In other words, niche solutions such as digital scrapbooking have the potential to bring decision-making females into the digital home conversation. For those women less interested in home theaters and wireless networks, digital scrapbooking demonstrates technology’s
relevance. Entire scrapbooks can be assembled electronically and distributed to friends via e-mail or CD-ROM. Images can be edited, printed at home with a photo printer, and then pasted into a traditional scrapbook. The home server, wireless network, flat-screen display or digital projector can replace the old slide projector. A scrapbook can be assembled in slide-show format and streamed over the wireless network to share with family and friends.
At the root of the solution, though, lies the image-editing software integrators can offer to scrapbooking afficionados as the entry point for reaching a whole new customer base. Digital Connect experimented with some of that software, and here’s what we found.
One of the most important jobs is choosing editing software that matches customers’ skill level. Installing Photoshop CS, a high-end application, for novice computer users is a quick way to kill enthusiasm for digital imaging. For first-time users, we liked Jasc’s Paint Shop Photo Album ($45 download, $49 boxed). The software guides novices through popular image-editing functions, such as photo cropping and resizing, correcting red eye and adjusting focus. Several scrapbook pages are built into the package. Simply drag and drop images into the photo placeholders. The photo’s size isn’t an issue: Photo Album automatically adjusts the image so that it fits properly on the page. The assembled album can be moved to a CD-ROM, or for the less technically inclined, the book can be printed and bound professionally through a deal with MyPublisher.com. A simple calendar creator works on the same principle.
Another cool feature is the archiving option. Images can be archived by event, date or storage size. They also are cataloged this way on the hard drive so that they are easier to locate in the future. The program walks users through the setup steps and reminds them when it’s time to archive. Archiving is an essential conversation when setting up a digital imaging package. It would be awful to lose photos of baby’s first year because of a hard-drive failure. Counsel customers to back up those images on CD-ROM and store them in a safe place. Dedicated storage for digital images is also a good idea.
Integrators can point customers with some image-editing experience to Adobe’s Photoshop Elements ($99). If customers are professional or semi-professional photographers, they are probably already using Photoshop CS. Anyone else will find the features of Elements more than adequate and much easier to use than Photoshop. Adobe is expected to ship version 3 of Elements by November. In it for the first time are preformatted scrapbooking pages, the ability to put together interactive slide shows, archiving functions and scrapbook printing through a partnership with Kodak’s Ofoto.

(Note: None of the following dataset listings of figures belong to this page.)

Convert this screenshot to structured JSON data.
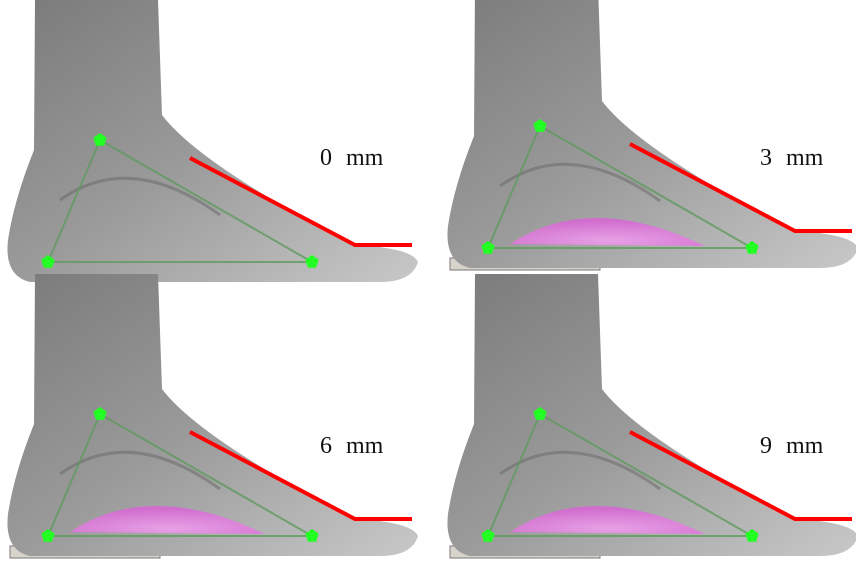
{
  "panels": [
    {
      "label": "0 mm"
    },
    {
      "label": "3 mm"
    },
    {
      "label": "6 mm"
    },
    {
      "label": "9 mm"
    }
  ]
}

The software supports all the traditional image-editing functions, as well as advanced features such as tools for correcting image flaws, layers and 16-bit color. For additional preformatted scrapbook pages, there are a number of add-on products. CottageArts.Net sells direct a line that can be purchased on CD-ROM or downloaded. Jasc sells its own PaintShop Extras line ($19.95) that works with its PaintShop image-editing program but not the entry-level Photo Album software.
With so many new digital scrapbooking products emerging, integrators have plenty of add-on sale options and a new way to ensure that many female customers aren’t left behind.